Bale se sentó y me observó. Quería saber todo con respecto al ataque. Parecía aceptar las noticias serena pero amargamente. Me miró y frunció los labios:
—El señor Goering me ha dicho que durante la refriega comportó usted muy satisfactoriamente, señor Bayard. Tal vez me haya apresurado en mi juicio sobre su persona.
—¿A quién demonios le importa lo que usted piensa, dale? —estallé—. ¿Dónde estaba usted cuando el plomo se derretía? ¿Debajo de la alfombra?
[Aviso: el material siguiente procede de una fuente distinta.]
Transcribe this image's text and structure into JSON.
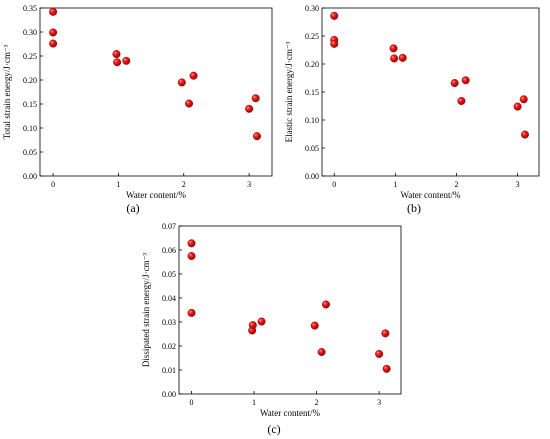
{
  "chart_data": [
    {
      "type": "scatter",
      "panel_label": "(a)",
      "xlabel": "Water content/%",
      "ylabel": "Total strain energy/J·cm⁻³",
      "xlim": [
        -0.2,
        3.35
      ],
      "ylim": [
        0,
        0.35
      ],
      "xticks": [
        0,
        1,
        2,
        3
      ],
      "yticks": [
        0.0,
        0.05,
        0.1,
        0.15,
        0.2,
        0.25,
        0.3,
        0.35
      ],
      "ytick_labels": [
        "0.00",
        "0.05",
        "0.10",
        "0.15",
        "0.20",
        "0.25",
        "0.30",
        "0.35"
      ],
      "grid": false,
      "x": [
        0,
        0,
        0,
        0.97,
        0.98,
        1.12,
        1.97,
        2.08,
        2.15,
        3.0,
        3.1,
        3.12
      ],
      "y": [
        0.342,
        0.299,
        0.276,
        0.254,
        0.237,
        0.24,
        0.195,
        0.151,
        0.209,
        0.14,
        0.162,
        0.083
      ],
      "color": "#dd1111"
    },
    {
      "type": "scatter",
      "panel_label": "(b)",
      "xlabel": "Water content/%",
      "ylabel": "Elastic strain energy/J·cm⁻³",
      "xlim": [
        -0.2,
        3.35
      ],
      "ylim": [
        0,
        0.3
      ],
      "xticks": [
        0,
        1,
        2,
        3
      ],
      "yticks": [
        0.0,
        0.05,
        0.1,
        0.15,
        0.2,
        0.25,
        0.3
      ],
      "ytick_labels": [
        "0.00",
        "0.05",
        "0.10",
        "0.15",
        "0.20",
        "0.25",
        "0.30"
      ],
      "grid": false,
      "x": [
        0,
        0,
        0,
        0.97,
        0.98,
        1.12,
        1.97,
        2.08,
        2.15,
        3.0,
        3.1,
        3.12
      ],
      "y": [
        0.286,
        0.243,
        0.236,
        0.228,
        0.21,
        0.211,
        0.166,
        0.134,
        0.171,
        0.124,
        0.137,
        0.074
      ],
      "color": "#dd1111"
    },
    {
      "type": "scatter",
      "panel_label": "(c)",
      "xlabel": "Water content/%",
      "ylabel": "Dissipated strain energy/J·cm⁻³",
      "xlim": [
        -0.2,
        3.35
      ],
      "ylim": [
        0,
        0.07
      ],
      "xticks": [
        0,
        1,
        2,
        3
      ],
      "yticks": [
        0.0,
        0.01,
        0.02,
        0.03,
        0.04,
        0.05,
        0.06,
        0.07
      ],
      "ytick_labels": [
        "0.00",
        "0.01",
        "0.02",
        "0.03",
        "0.04",
        "0.05",
        "0.06",
        "0.07"
      ],
      "grid": false,
      "x": [
        0,
        0,
        0,
        0.97,
        0.98,
        1.12,
        1.97,
        2.08,
        2.15,
        3.0,
        3.1,
        3.12
      ],
      "y": [
        0.0628,
        0.0575,
        0.0338,
        0.0265,
        0.0287,
        0.0302,
        0.0285,
        0.0175,
        0.0373,
        0.0167,
        0.0253,
        0.0105
      ],
      "color": "#dd1111"
    }
  ]
}
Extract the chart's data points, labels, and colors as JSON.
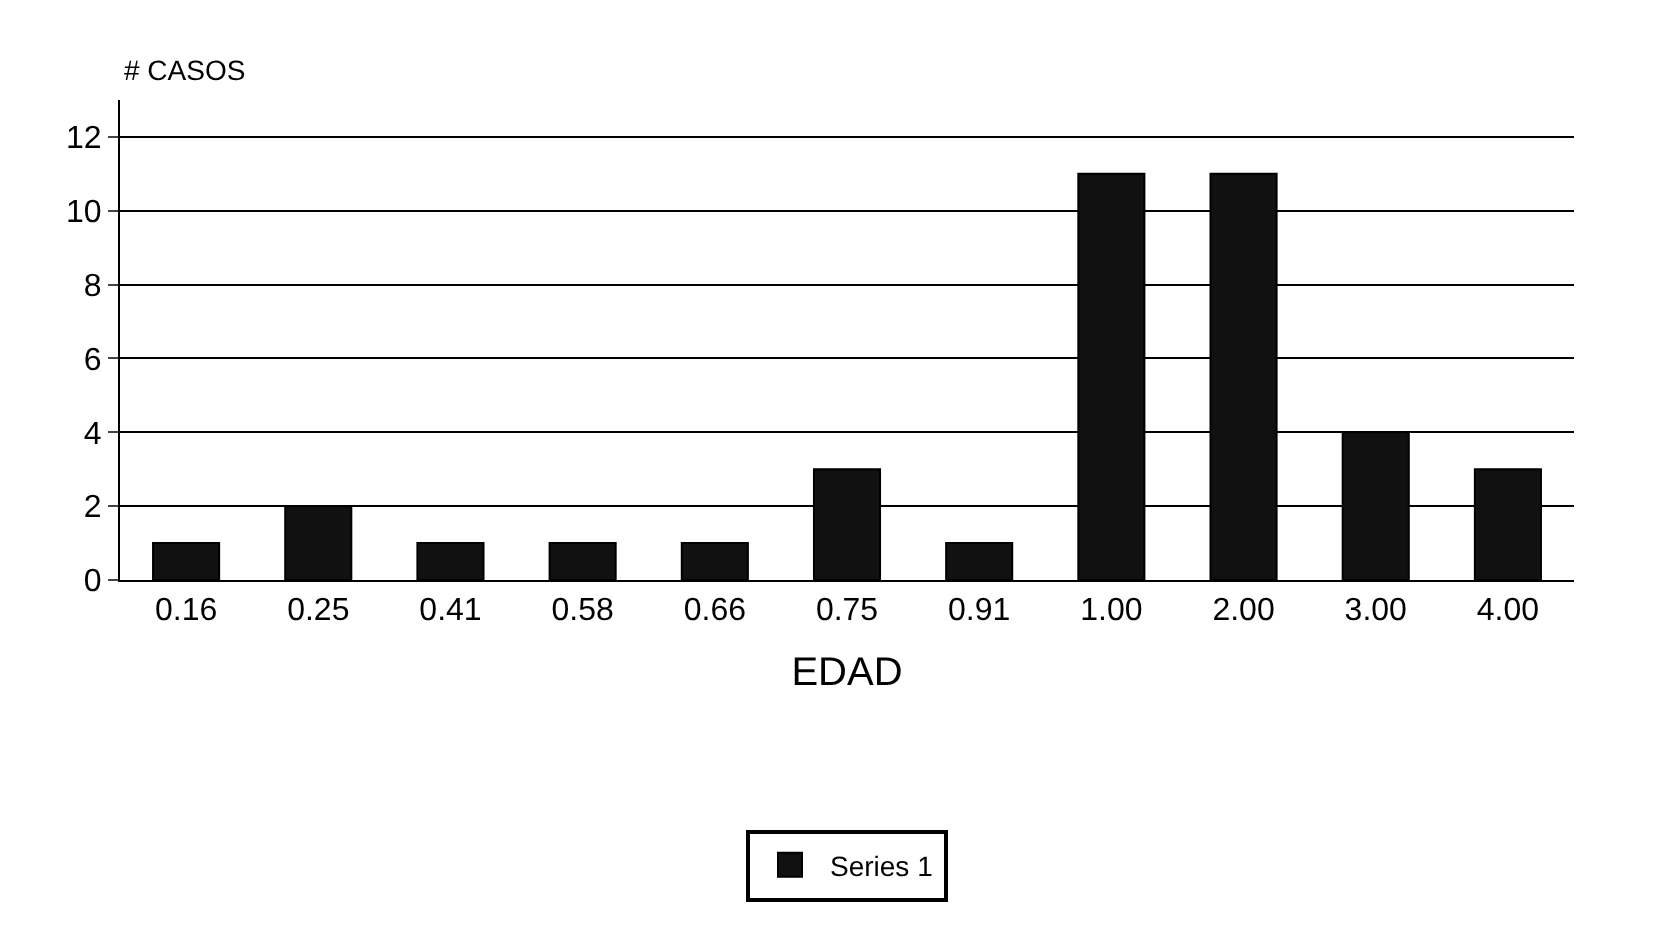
{
  "chart_data": {
    "type": "bar",
    "xlabel": "EDAD",
    "ylabel": "# CASOS",
    "categories": [
      "0.16",
      "0.25",
      "0.41",
      "0.58",
      "0.66",
      "0.75",
      "0.91",
      "1.00",
      "2.00",
      "3.00",
      "4.00"
    ],
    "series": [
      {
        "name": "Series 1",
        "color": "#111111",
        "values": [
          1,
          2,
          1,
          1,
          1,
          3,
          1,
          11,
          11,
          4,
          3
        ]
      }
    ],
    "ylim": [
      0,
      13
    ],
    "yticks": [
      0,
      2,
      4,
      6,
      8,
      10,
      12
    ],
    "grid": "y",
    "legend": "bottom"
  }
}
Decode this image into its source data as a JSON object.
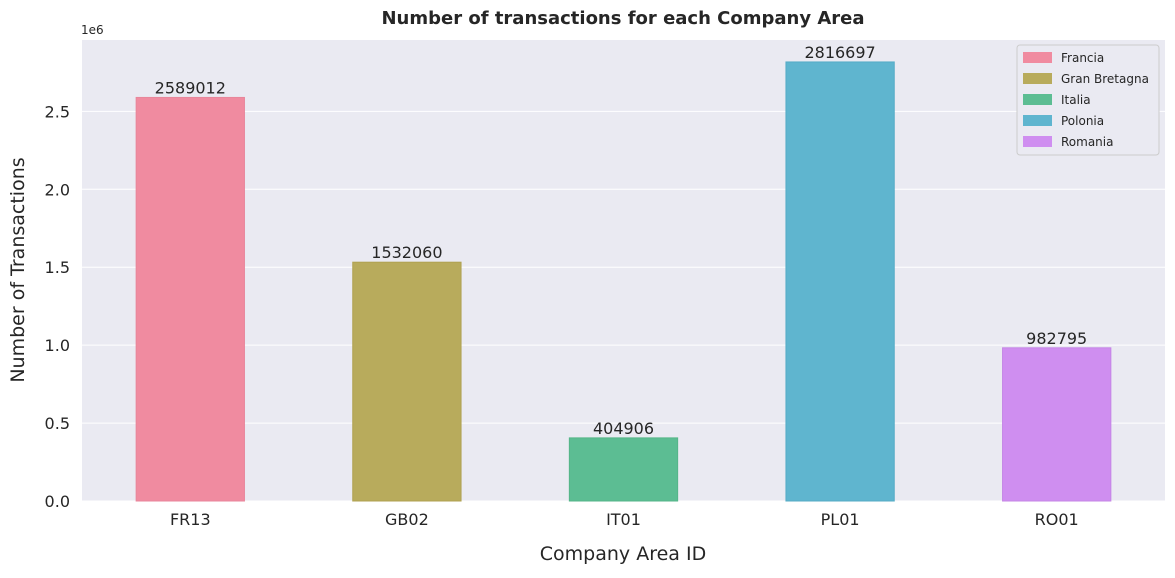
{
  "chart_data": {
    "type": "bar",
    "title": "Number of transactions for each Company Area",
    "xlabel": "Company Area ID",
    "ylabel": "Number of Transactions",
    "y_offset_label": "1e6",
    "categories": [
      "FR13",
      "GB02",
      "IT01",
      "PL01",
      "RO01"
    ],
    "values": [
      2589012,
      1532060,
      404906,
      2816697,
      982795
    ],
    "value_labels": [
      "2589012",
      "1532060",
      "404906",
      "2816697",
      "982795"
    ],
    "ylim": [
      0,
      2957532
    ],
    "y_ticks": [
      0,
      500000,
      1000000,
      1500000,
      2000000,
      2500000
    ],
    "y_tick_labels": [
      "0.0",
      "0.5",
      "1.0",
      "1.5",
      "2.0",
      "2.5"
    ],
    "grid": true,
    "legend_position": "top-right",
    "legend": [
      {
        "label": "Francia",
        "color": "#f08ba0"
      },
      {
        "label": "Gran Bretagna",
        "color": "#b8ab5c"
      },
      {
        "label": "Italia",
        "color": "#5cbd93"
      },
      {
        "label": "Polonia",
        "color": "#5fb5cf"
      },
      {
        "label": "Romania",
        "color": "#cf8ef0"
      }
    ],
    "colors": [
      "#f08ba0",
      "#b8ab5c",
      "#5cbd93",
      "#5fb5cf",
      "#cf8ef0"
    ],
    "edge_colors": [
      "#e8869b",
      "#b0a251",
      "#55b588",
      "#55abc6",
      "#c585e6"
    ],
    "plot_background": "#eaeaf2"
  }
}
Bale se puso blanco como un papel. Se levantó de la silla y abandonó, ofendido, la habitación. Goering carraspeó y Manfred me lanzó una mirada extraña cuando se levantó para cumplir su obligación de anfitrión y acompañar a Bale hasta la puerta.
—No es fácil relacionarse con el inspector Bale —afirmó Hermann—. Comprendo lo que usted siente. Considero que debo informarle que se enfrenta a uno de los hombres más diestros con el sable y la pistola. No tome ninguna decisión apresurada…
—¿De qué decisión me habla? —inquirí.
—Ya tiene usted una herida dolorosa. No podemos permitir que se debilite en este momento crítico. ¿Está plenamente seguro de su destreza con una pistola?
—¿Qué herida? —quise saber—. ¿Se refiere a mi cuello?
Levanté la mano para tocarme e hice un gesto de dolor: tenía una cavidad profunda, cubierta de sangre seca. En ese momento me di cuenta de que la espalda de mi chaqueta estaba empapada. Aquel fallo aproximado había sido más próximo de lo que yo creía.
—Espero que nos conceda a Manfred y a mí el honor de apadrinarle —continuó Hermann—, y tal vez aconsejarle…
—¿A qué se refiere, Hermann? —pregunté—. ¿Qué quiere decir… apadrinarme?
Goering parecía confundido:
—Queremos estar a su lado en su encuentro con Bale.
—¿Mi encuentro con Bale? —repetí.
Era consciente de que no me mostraba excesivamente brillante. Comencé a comprender lo asqueroso que me sentía. Goering se detuvo y me miró.
—El inspector Bale es un hombre muy sensible en cuanto a su dignidad personal. Le ha puesto usted como un trapo sucio ante testigos, y se lo tenía merecido, pero sin duda alguna exigirá una satisfacción. —Comprendió que yo aún no entendía cabalmente—. Bale le retará a un duelo, Brion —aseguró—. Tendrá que enfrentarse con él.